MESSAGE BY CHIEF GUEST
Shivraj V. Patil
Governor of Punjab and Administrator, Union Territory, Chandigarh
His Excellency Shivraj V. Patil , Governor of Punjab and Administrator, Union Territory, Chandigarh
Women empowerment in a very meaningful way
I am happy to know that – Artscapes – has been organizing exclusive exhibition for the women artists for the last few years. This initiative of the organization in providing a stage, where women artists from all over India can showcase their creative genius is highly commendable. This is one of the important steps towards women empowerment in a very meaningful way. I am sure that the efforts made by Artscapes will be very useful in serving the cause of women artists, many of whom have, to fight against social inequality.

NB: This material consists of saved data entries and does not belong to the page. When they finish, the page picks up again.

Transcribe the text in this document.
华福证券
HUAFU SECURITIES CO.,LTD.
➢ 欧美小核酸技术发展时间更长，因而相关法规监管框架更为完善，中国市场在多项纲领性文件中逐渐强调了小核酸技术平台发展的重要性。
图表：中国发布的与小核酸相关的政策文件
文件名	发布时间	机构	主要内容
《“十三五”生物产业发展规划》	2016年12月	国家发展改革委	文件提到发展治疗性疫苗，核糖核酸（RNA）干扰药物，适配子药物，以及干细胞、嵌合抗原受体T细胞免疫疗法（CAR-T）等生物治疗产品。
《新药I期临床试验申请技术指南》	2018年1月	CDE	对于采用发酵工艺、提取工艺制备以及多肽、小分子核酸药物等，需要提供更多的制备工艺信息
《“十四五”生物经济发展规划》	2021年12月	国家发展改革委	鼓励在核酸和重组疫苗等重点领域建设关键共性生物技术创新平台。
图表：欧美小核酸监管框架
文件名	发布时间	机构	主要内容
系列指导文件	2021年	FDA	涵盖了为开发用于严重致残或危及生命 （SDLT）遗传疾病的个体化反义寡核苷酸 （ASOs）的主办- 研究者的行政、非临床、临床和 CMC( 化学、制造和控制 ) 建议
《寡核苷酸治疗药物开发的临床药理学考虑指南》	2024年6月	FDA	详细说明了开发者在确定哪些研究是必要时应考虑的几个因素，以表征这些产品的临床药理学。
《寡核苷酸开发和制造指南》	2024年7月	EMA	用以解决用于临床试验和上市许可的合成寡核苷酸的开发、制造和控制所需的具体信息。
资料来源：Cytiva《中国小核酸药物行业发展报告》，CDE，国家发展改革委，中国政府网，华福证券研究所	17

I convey my best wishes to the organizers and the participants for this All-India Women Artists’ Contemporary Art Exhibition. May the good work continue.
MESSAGE BY ART CRITIC
Padam Shri Keshav Malik
Eminent Art Critic, JURY, All India Women Artists’ Contemporary Art Exhibition 2014
Steps of Vast Import
Even though only a few are destined to become practicing artists, everybody has a little bit of artist in him or her. Their lives can be infinitely enriched if they can be given sufficient experience of the art, so as to encourage them to make a constructive adventure of the use of their eye. Such an adventure stimulates and gives direction by contact with working artists and can enormously add to an individual’s all-round development and as also his value as a member of society; for it then gives him an interest in the general environment and a desire to maintain where it is beautiful as also to improve where it is ugly. It may give him a suppleness of mind and an enhanced philosophy of life, which will ensure that old age is a thing of the body only.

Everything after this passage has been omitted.